A consolidação da maioria Democrata no Congresso norte-americano também retira em grande medida o poder da minoria republicana de exercer, por meio do parlamento, uma pressão decisiva sobre o novo governo.

Os Democratas renovaram um terço de sua bancada no Senado garantindo a maioria na câmara alta saltando de 51 para 56 cadeiras na casa. Figuras Republicanas de renome como Elizabeth Dole, da Carolina do Norte e John Sununu em New Hampshire foram engolidas pelo crescimento da votação democrata.

A maioria de 60 cadeiras, suficientes para obstaculizar qualquer proposta dos Republicanos, está perto de ser atingida pelo Partido Democrata, que conta com 59 deputados, superando os 57 assentos na casa que possuíam em 1994, durante o governo de Bill Clinton. Os republicanos que contavam com 49 cadeiras, ficaram com 41.

Na Casa dos Representantes, a câmara dos deputados norte-americana, a ampla maioria obtida já em 2006 foi confirmada. Os Democratas saem das eleições com 258 assentos, contra os 177 dos republicanos, em um total de 435. Pela primeira vez em 35 anos, os Democratas garantiram a representação dos estados do Noroeste norte-americano, além de todas as vagas correspondentes.

Apesar da intensa campanha conduzida pela imprensa burguesa internacionalmente para transformar a eleição do novo presidente dos EUA em uma verdadeira festa internacional, demonstrando o suposto júbilo e congraçamento da população mundial ao ver vitorioso nas urnas o candidato negro e senador pelo estado de Chicago, Barack Obama, as eleições são uma expressão da profunda derrota sofrida pela política do imperialismo norte-americana e do impedimento imposto pela luta das massas mundialmente à continuação de seus planos.

A derrota republicana não é apenas a derrota de um partido, mas da perspectiva fundamental do imperialismo representada por este partido. A função do partido democrata será a de levar adiante a mesma política em condições de crise e procurando controlar com seus próprios métodos as tendências das massas.

A intervenção das massas na crise

A eleição de Obama não foi um fato isolado, mas é um capítulo tanto da longa crise do Partido Republicano e da política imperialista, bem como da evolução das massas em escala mundial e nacional.

A reação popular ao pacote de salvação dos especuladores de Wall Street foi um sinal claro da evolução geral da população.
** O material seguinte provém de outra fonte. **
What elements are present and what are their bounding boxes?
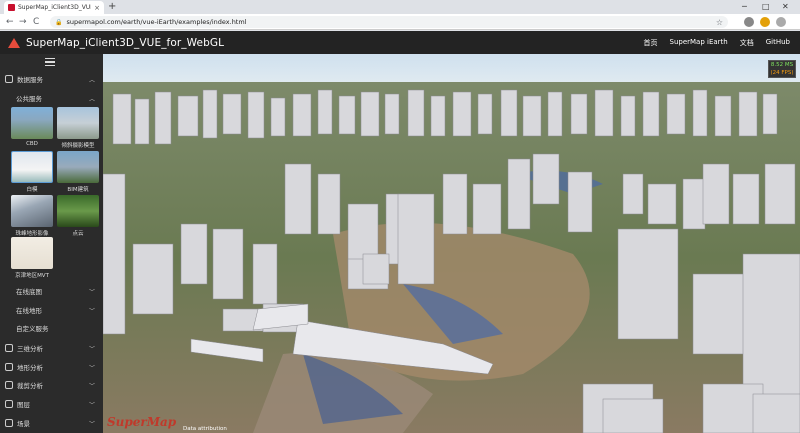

Os analistas superficiais que vêem a crise capitalista como crise econômica ou como fato isolado da luta de classes mundial, não compreendem que a crise na economia é uma parte no desenvolvimento geral da crise mundial do imperialismo dada pela resistência dos povos oprimidos e das massas em todo o mundo e dentro dos EUA e que a eleição de Obama é um sinal de que esta crise tende a se acentuar de maneira qualitativa no próximo período. Os sinais estão aí na crise do Estado de Israel, no desenvolvimento da crise latino-americana, no colapso do governo pró-imperialista do Paquistão e em muitos outros episódios menores.

O desenvolvimento da luta das massas e da crise capitalista estão dialeticamente entrelaçados e o processo central por detrás da crise é a evolução da luta das massas em todo o mundo contra os aparelhos de contenção estabelecidos pela burguesia mundial. A onda revolucionária dos anos 70 e 80 foi contida por uma política mundial de frente popular combinada com uma política de violência por parte do imperialismo. A próxima etapa será marcada pelo aprofundamento desta contradição e com a crise dos mecanismos de contenção, inclusive nos países imperialistas.

Detrás da ofensiva ideológica do imperialismo, agora já anacrônica, contra a revolução proletária, desenvolve-se um amplo processo de reagrupamento das massas através da experiência do último período com os amortecedores políticos democráticos em todo o mundo.

A vitória de Obama, retirando de cena os falcões do imperialismo e colocando uma pomba para fazer ampla demagogia política e social é o mais importante sinal desta nova etapa política impulsionada pelo vendaval que varre a economia capitalista de um lado ao outro do globo.